The amendment seeks to include a definition of “one repair” to permit a process of repair and provide traders and dealers with a fair opportunity to fix these complex goods. It is worth noting that the consumer will still be fully protected by the right to repair or replacement under the amendment, as the process of repair would still need to be completed within a reasonable time and without significant inconvenience to the consumer. I hope that at least meets the interest of my noble friend, as this is a matter of considerable concern. On the previous amendment to which I spoke while seeking further clarification on the guidance, I note that my noble friend answered the second point about the CCA but not the first: what clarification the guidance would give for minor defects. Perhaps my noble friend can write to me on that matter. In the mean time, I beg to move.
We think that the noble Lord has brought an interesting issue to the Committee; I do not know whether the Government find it such. However, we are unconvinced that this needs to be detailed in the Bill as suggested. The Bill simply states that repair means making the goods conform to the contract, which means making them deliver what was promised. I do not think that it says “at one go”. Obviously, we look forward to hearing what the Minister will say on that.

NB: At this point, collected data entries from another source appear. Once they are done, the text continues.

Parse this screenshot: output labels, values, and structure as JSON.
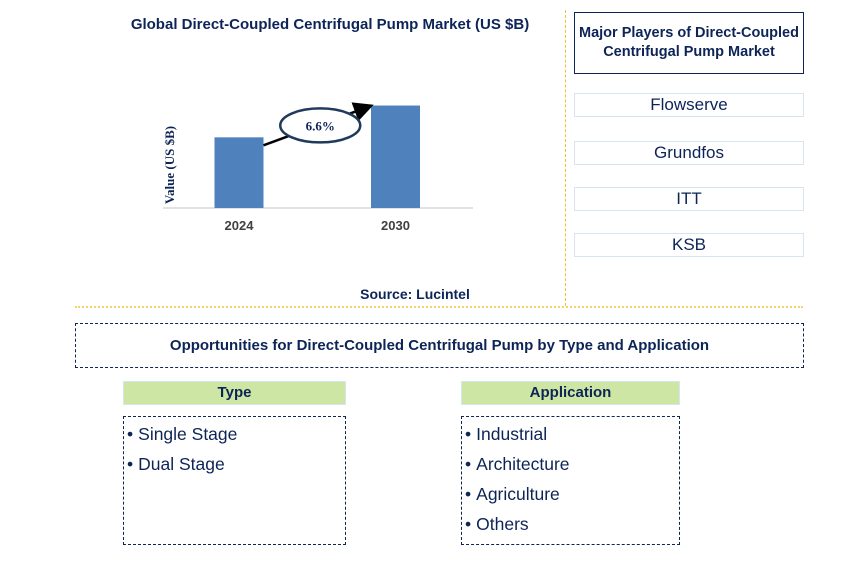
{
  "chart_data": {
    "type": "bar",
    "title": "Global Direct-Coupled Centrifugal Pump Market (US $B)",
    "xlabel": "",
    "ylabel": "Value (US $B)",
    "categories": [
      "2024",
      "2030"
    ],
    "values": [
      1.0,
      1.45
    ],
    "value_note": "No axis ticks shown; values are relative bar heights",
    "ylim": [
      0,
      1.5
    ],
    "grid": false,
    "annotation": {
      "label": "6.6%",
      "meaning": "CAGR 2024-2030",
      "from": "2024",
      "to": "2030"
    },
    "bar_color": "#4f81bd",
    "source": "Source: Lucintel"
  },
  "players": {
    "title": "Major Players of Direct-Coupled Centrifugal Pump Market",
    "items": [
      "Flowserve",
      "Grundfos",
      "ITT",
      "KSB"
    ]
  },
  "opportunities": {
    "title": "Opportunities for Direct-Coupled Centrifugal Pump by Type and Application",
    "type": {
      "header": "Type",
      "items": [
        "Single Stage",
        "Dual Stage"
      ]
    },
    "application": {
      "header": "Application",
      "items": [
        "Industrial",
        "Architecture",
        "Agriculture",
        "Others"
      ]
    }
  },
  "colors": {
    "text": "#0d2457",
    "header_fill": "#cde6a3",
    "separator": "#f2c02e"
  }
}
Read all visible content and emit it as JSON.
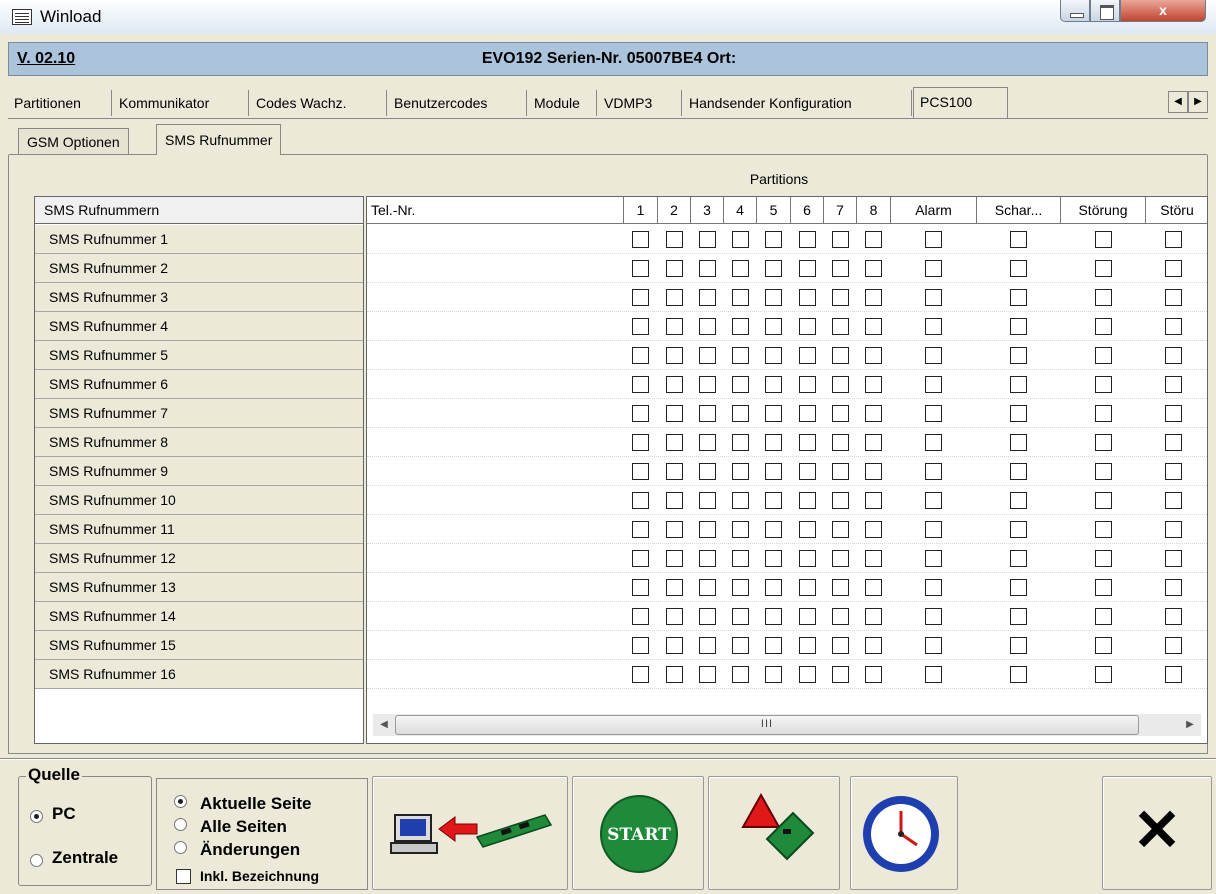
{
  "window": {
    "title": "Winload",
    "close_glyph": "x"
  },
  "infobar": {
    "version": "V. 02.10",
    "device": "EVO192  Serien-Nr. 05007BE4 Ort:"
  },
  "tabs": [
    {
      "label": "Partitionen"
    },
    {
      "label": "Kommunikator"
    },
    {
      "label": "Codes Wachz."
    },
    {
      "label": "Benutzercodes"
    },
    {
      "label": "Module"
    },
    {
      "label": "VDMP3"
    },
    {
      "label": "Handsender Konfiguration"
    },
    {
      "label": "PCS100",
      "active": true
    }
  ],
  "subtabs": [
    {
      "label": "GSM Optionen"
    },
    {
      "label": "SMS Rufnummer",
      "active": true
    }
  ],
  "grid": {
    "group_label": "Partitions",
    "list_header": "SMS Rufnummern",
    "columns": {
      "tel": "Tel.-Nr.",
      "p1": "1",
      "p2": "2",
      "p3": "3",
      "p4": "4",
      "p5": "5",
      "p6": "6",
      "p7": "7",
      "p8": "8",
      "alarm": "Alarm",
      "schar": "Schar...",
      "stoerung": "Störung",
      "stoeru": "Störu"
    },
    "rows": [
      "SMS Rufnummer 1",
      "SMS Rufnummer 2",
      "SMS Rufnummer 3",
      "SMS Rufnummer 4",
      "SMS Rufnummer 5",
      "SMS Rufnummer 6",
      "SMS Rufnummer 7",
      "SMS Rufnummer 8",
      "SMS Rufnummer 9",
      "SMS Rufnummer 10",
      "SMS Rufnummer 11",
      "SMS Rufnummer 12",
      "SMS Rufnummer 13",
      "SMS Rufnummer 14",
      "SMS Rufnummer 15",
      "SMS Rufnummer 16"
    ],
    "checked": false
  },
  "scrollbar": {
    "thumb_label": "III",
    "left_arrow": "◀",
    "right_arrow": "▶"
  },
  "bottom": {
    "quelle_title": "Quelle",
    "source_pc": "PC",
    "source_zentrale": "Zentrale",
    "scope_current": "Aktuelle Seite",
    "scope_all": "Alle Seiten",
    "scope_changes": "Änderungen",
    "include_label": "Inkl. Bezeichnung",
    "start_label": "START",
    "close_glyph": "✕"
  },
  "colors": {
    "infobar": "#abc4dc",
    "start_green": "#1e8a3a",
    "close_red": "#c3442f"
  }
}
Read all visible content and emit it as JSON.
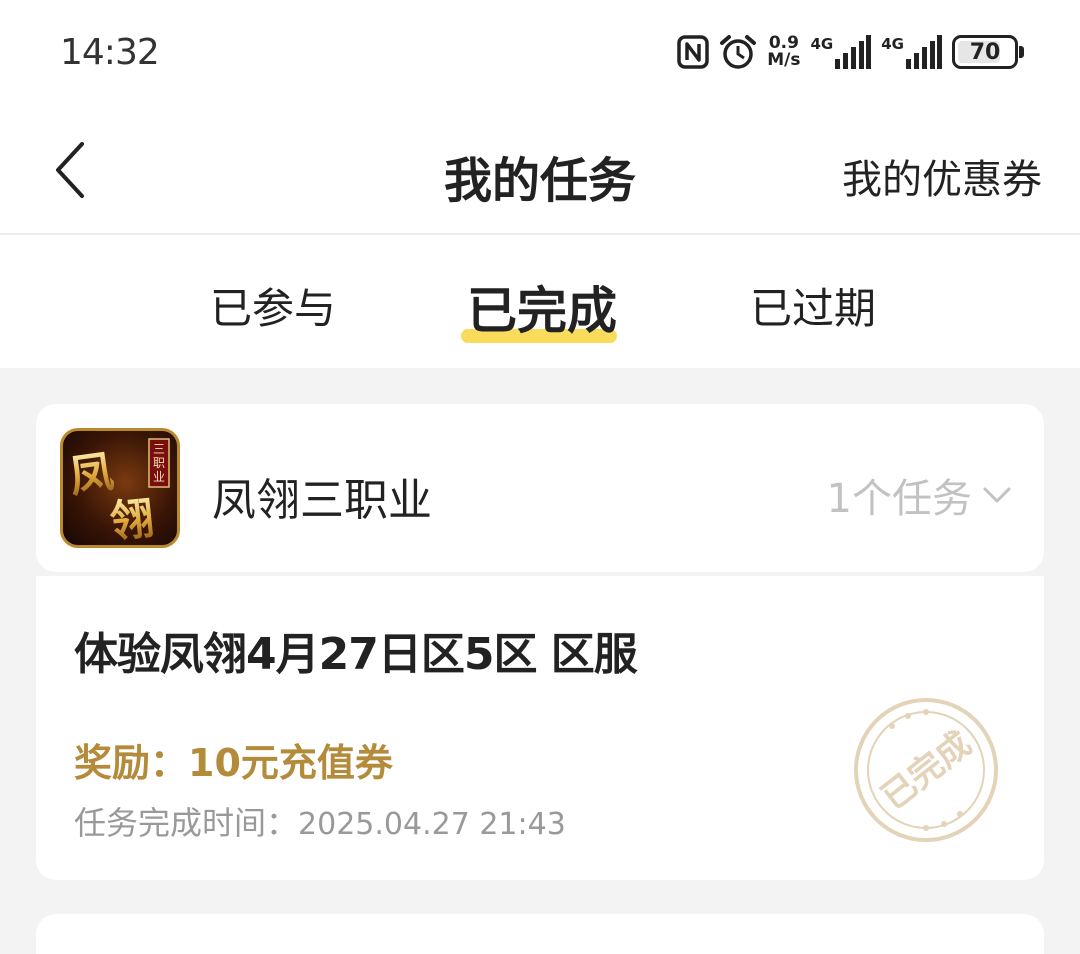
{
  "status_bar": {
    "time": "14:32",
    "net_speed_value": "0.9",
    "net_speed_unit": "M/s",
    "sim1_label": "4G",
    "sim2_label": "4G",
    "battery_level": "70",
    "icons": [
      "nfc-icon",
      "alarm-icon",
      "signal-icon",
      "signal-icon",
      "battery-icon"
    ]
  },
  "nav": {
    "back_icon": "chevron-left-icon",
    "title": "我的任务",
    "right_link": "我的优惠券"
  },
  "tabs": [
    {
      "label": "已参与",
      "active": false
    },
    {
      "label": "已完成",
      "active": true
    },
    {
      "label": "已过期",
      "active": false
    }
  ],
  "game": {
    "name": "凤翎三职业",
    "task_count": "1个任务",
    "toggle_icon": "chevron-down-icon",
    "logo_text_main": "凤翎",
    "logo_text_badge": "三职业"
  },
  "task": {
    "title": "体验凤翎4月27日区5区 区服",
    "reward_label": "奖励：",
    "reward_value": "10元充值券",
    "finish_time_label": "任务完成时间：",
    "finish_time_value": "2025.04.27 21:43",
    "stamp_text": "已完成"
  },
  "colors": {
    "accent_yellow": "#f9dc5c",
    "reward_gold": "#b38b3a",
    "stamp_beige": "#e3d3b8",
    "page_bg": "#f3f3f3"
  }
}
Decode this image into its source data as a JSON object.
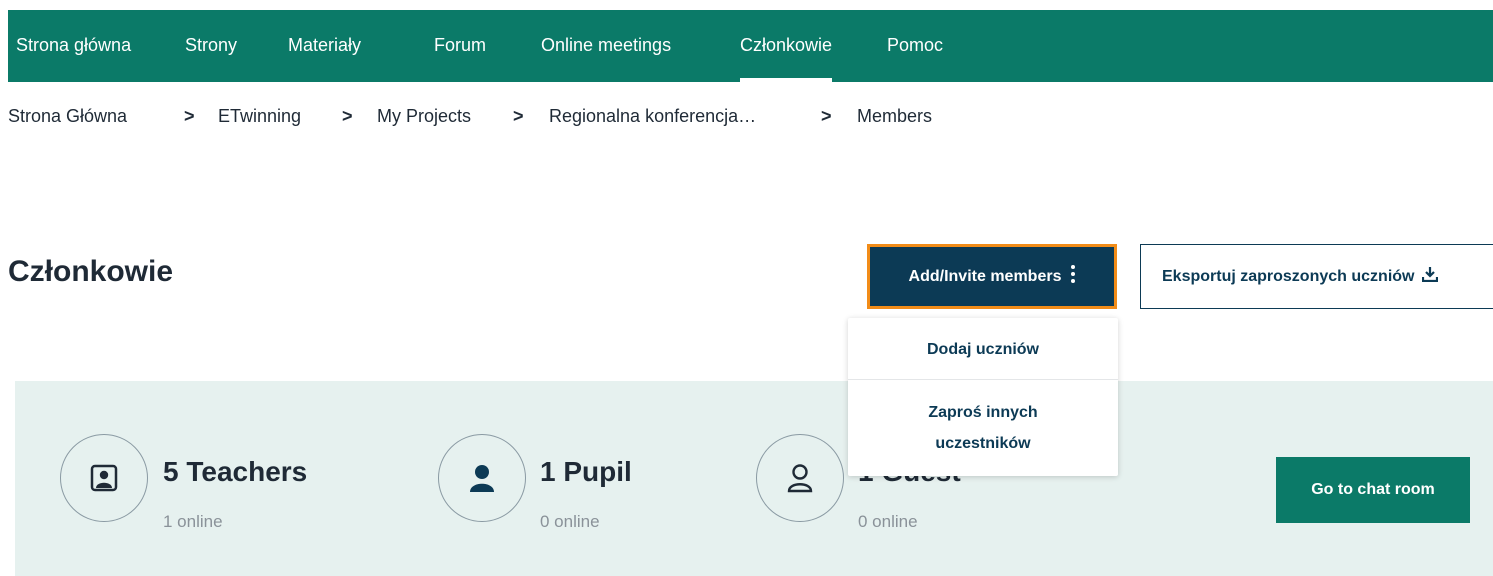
{
  "nav": {
    "items": [
      {
        "label": "Strona główna",
        "active": false
      },
      {
        "label": "Strony",
        "active": false
      },
      {
        "label": "Materiały",
        "active": false
      },
      {
        "label": "Forum",
        "active": false
      },
      {
        "label": "Online meetings",
        "active": false
      },
      {
        "label": "Członkowie",
        "active": true
      },
      {
        "label": "Pomoc",
        "active": false
      }
    ]
  },
  "breadcrumb": {
    "items": [
      "Strona Główna",
      "ETwinning",
      "My Projects",
      "Regionalna konferencja…",
      "Members"
    ],
    "separator": ">"
  },
  "page": {
    "title": "Członkowie",
    "add_invite_label": "Add/Invite members",
    "export_label": "Eksportuj zaproszonych uczniów"
  },
  "dropdown": {
    "items": [
      "Dodaj uczniów",
      "Zaproś innych uczestników"
    ],
    "item2_line1": "Zaproś innych",
    "item2_line2": "uczestników"
  },
  "stats": {
    "teachers": {
      "count": "5 Teachers",
      "online": "1 online",
      "icon": "teacher-icon"
    },
    "pupils": {
      "count": "1 Pupil",
      "online": "0 online",
      "icon": "pupil-icon"
    },
    "guests": {
      "count": "1 Guest",
      "online": "0 online",
      "icon": "guest-icon"
    }
  },
  "chat": {
    "label": "Go to chat room"
  },
  "colors": {
    "nav_bg": "#0b7a68",
    "primary_btn": "#0c3a55",
    "focus_border": "#f28c18",
    "panel_bg": "#e6f1ef",
    "chat_btn": "#0b7a68"
  }
}
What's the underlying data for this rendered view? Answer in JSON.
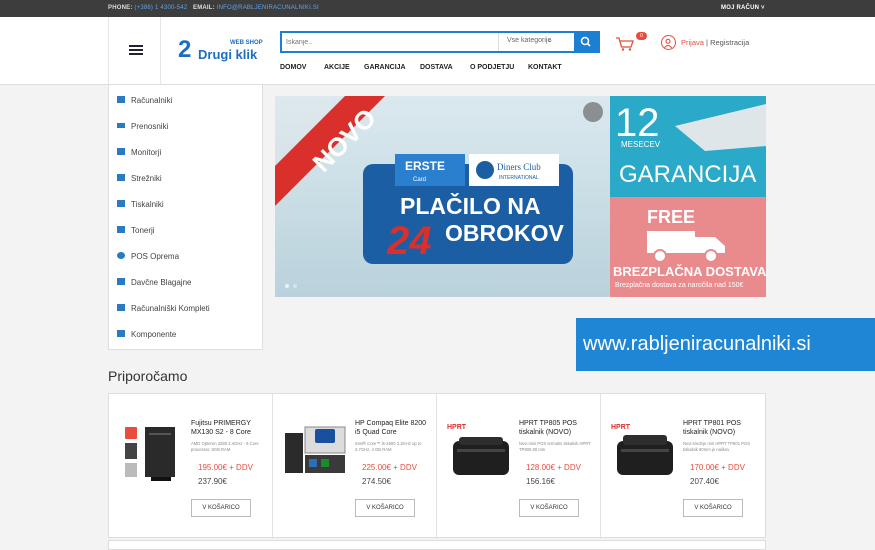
{
  "topbar": {
    "phone_label": "PHONE:",
    "phone_value": "(+386) 1 4300-542",
    "email_label": "EMAIL:",
    "email_value": "INFO@RABLJENIRACUNALNIKI.SI",
    "account": "MOJ RAČUN"
  },
  "logo": {
    "digit": "2",
    "name": "Drugi klik",
    "tag": "WEB SHOP"
  },
  "search": {
    "placeholder": "Iskanje..",
    "category": "Vse kategorije"
  },
  "nav": [
    "DOMOV",
    "AKCIJE",
    "GARANCIJA",
    "DOSTAVA",
    "O PODJETJU",
    "KONTAKT"
  ],
  "cart": {
    "count": "0"
  },
  "user": {
    "login": "Prijava",
    "separator": "|",
    "register": "Registracija"
  },
  "sidebar": [
    {
      "label": "Računalniki",
      "icon": "windows-icon"
    },
    {
      "label": "Prenosniki",
      "icon": "laptop-icon"
    },
    {
      "label": "Monitorji",
      "icon": "monitor-icon"
    },
    {
      "label": "Strežniki",
      "icon": "server-icon"
    },
    {
      "label": "Tiskalniki",
      "icon": "printer-icon"
    },
    {
      "label": "Tonerji",
      "icon": "toner-icon"
    },
    {
      "label": "POS Oprema",
      "icon": "gear-icon"
    },
    {
      "label": "Davčne Blagajne",
      "icon": "register-icon"
    },
    {
      "label": "Računalniški Kompleti",
      "icon": "checkbox-icon"
    },
    {
      "label": "Komponente",
      "icon": "sitemap-icon"
    }
  ],
  "banner": {
    "ribbon": "NOVO",
    "erste": "ERSTE",
    "erste_sub": "Card",
    "diners": "Diners Club",
    "diners_sub": "INTERNATIONAL",
    "line1": "PLAČILO NA",
    "num": "24",
    "line2": "OBROKOV",
    "months_num": "12",
    "months_label": "MESECEV",
    "warranty": "GARANCIJA",
    "free": "FREE",
    "delivery": "BREZPLAČNA DOSTAVA",
    "delivery_note": "Brezplačna dostava za naročila nad 150€"
  },
  "url_text": "www.rabljeniracunalniki.si",
  "section_title": "Priporočamo",
  "products": [
    {
      "title": "Fujitsu PRIMERGY MX130 S2 - 8 Core",
      "desc": "AMD Opteron 3280 2.4GHz - 8 Core processor, 8GB RAM",
      "price_net": "195.00€ + DDV",
      "price": "237.90€",
      "button": "V KOŠARICO",
      "image": "server-tower"
    },
    {
      "title": "HP Compaq Elite 8200 i5 Quad Core",
      "desc": "Intel® Core™ i5-2500 3.3GHz up to 3.7GHz, 4 GB RAM",
      "price_net": "225.00€ + DDV",
      "price": "274.50€",
      "button": "V KOŠARICO",
      "image": "desktop-pc"
    },
    {
      "title": "HPRT TP805 POS tiskalnik (NOVO)",
      "desc": "Novi mini POS termalni tiskalnik HPRT TP805 80 mm",
      "price_net": "128.00€ + DDV",
      "price": "156.16€",
      "button": "V KOŠARICO",
      "image": "pos-printer"
    },
    {
      "title": "HPRT TP801 POS tiskalnik (NOVO)",
      "desc": "Novi srednje miri HPRT TP801 POS tiskalnik 80mm je nalikov",
      "price_net": "170.00€ + DDV",
      "price": "207.40€",
      "button": "V KOŠARICO",
      "image": "pos-printer"
    }
  ],
  "colors": {
    "accent": "#1c7fd1",
    "red": "#e84c3d",
    "topbar": "#3d3d3d",
    "teal": "#2aa9c8",
    "salmon": "#e98a8c"
  }
}
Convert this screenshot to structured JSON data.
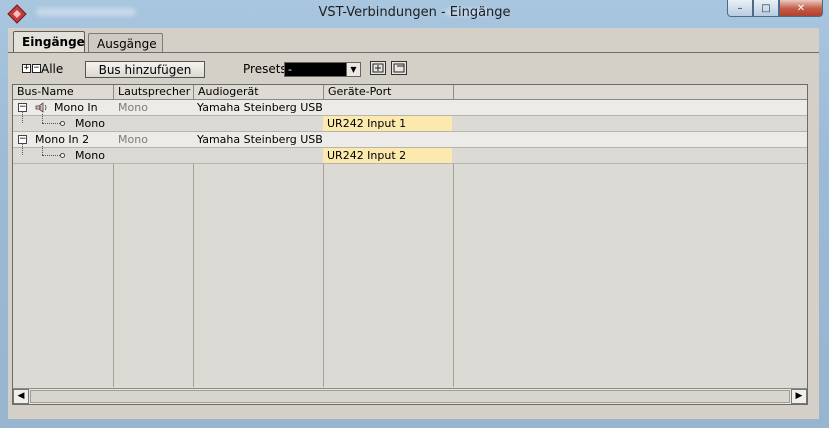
{
  "window": {
    "title": "VST-Verbindungen - Eingänge",
    "controls": {
      "minimize": "–",
      "maximize": "□",
      "close": "✕"
    }
  },
  "tabs": [
    {
      "label": "Eingänge",
      "active": true
    },
    {
      "label": "Ausgänge",
      "active": false
    }
  ],
  "toolbar": {
    "expand_all": "+",
    "collapse_all": "−",
    "all_label": "Alle",
    "add_bus_label": "Bus hinzufügen",
    "presets_label": "Presets",
    "presets_value": "-"
  },
  "table": {
    "columns": [
      "Bus-Name",
      "Lautsprecher",
      "Audiogerät",
      "Geräte-Port"
    ],
    "rows": [
      {
        "bus": "Mono In",
        "speaker": "Mono",
        "device": "Yamaha Steinberg USB A",
        "port": ""
      },
      {
        "bus": "Mono",
        "speaker": "",
        "device": "",
        "port": "UR242 Input 1"
      },
      {
        "bus": "Mono In 2",
        "speaker": "Mono",
        "device": "Yamaha Steinberg USB A",
        "port": ""
      },
      {
        "bus": "Mono",
        "speaker": "",
        "device": "",
        "port": "UR242 Input 2"
      }
    ]
  },
  "colors": {
    "port_highlight": "#fbe9ad",
    "panel_bg": "#d4d0c8",
    "app_icon": "#c23b3b"
  },
  "icons": {
    "app": "cubase-logo-icon",
    "speaker": "speaker-icon",
    "collapse": "minus-box-icon"
  }
}
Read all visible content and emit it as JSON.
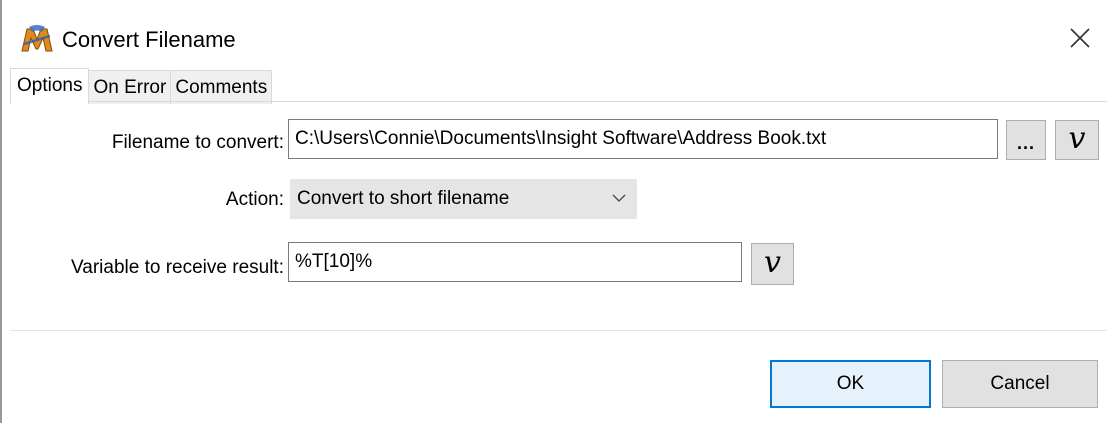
{
  "window": {
    "title": "Convert Filename",
    "app_icon": "macro-scheduler-m-icon",
    "close_icon": "close-icon"
  },
  "tabs": [
    {
      "label": "Options",
      "active": true
    },
    {
      "label": "On Error",
      "active": false
    },
    {
      "label": "Comments",
      "active": false
    }
  ],
  "form": {
    "filename": {
      "label": "Filename to convert:",
      "value": "C:\\Users\\Connie\\Documents\\Insight Software\\Address Book.txt",
      "browse_label": "...",
      "variable_label": "v"
    },
    "action": {
      "label": "Action:",
      "selected": "Convert to short filename"
    },
    "result": {
      "label": "Variable to receive result:",
      "value": "%T[10]%",
      "variable_label": "v"
    }
  },
  "buttons": {
    "ok": "OK",
    "cancel": "Cancel"
  },
  "colors": {
    "accent": "#0078d7",
    "button_face": "#e1e1e1"
  }
}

However, the Committee will not be surprised that our worry is that the danger of the new wording is to allow a trader to make more than one repair and then claim that it was simply different stages of the same job, whereas actually they may have tried this, that and then something else—and want another go if they did not do it at first. I recognise that that is not what the noble Lord, Lord Clement-Jones, is aiming at, but the wording might allow for that. It is exactly to avoid such situations where consumers are fobbed off by a number of unsuccessful repairs before they can move to the next stage that we like the clarity of the Bill and would not want it jeopardised by these amendments, no matter how well-intentioned they might be.
As we are into personal stories, such as my clothes, let us take my new car. Of course, it got a great big problem and I took it back to Nick but rather than opening the bonnet all he did was to put a computer on top of the car, which seemed to tell him what was wrong. I do not know how that worked but 55 minutes later it was completely mended. Cars, which I no longer understand even if I once did, may be more complex but one does not want to have to keep going back to the trader. We worry that the amendment would lose the clarity that there is in the Bill.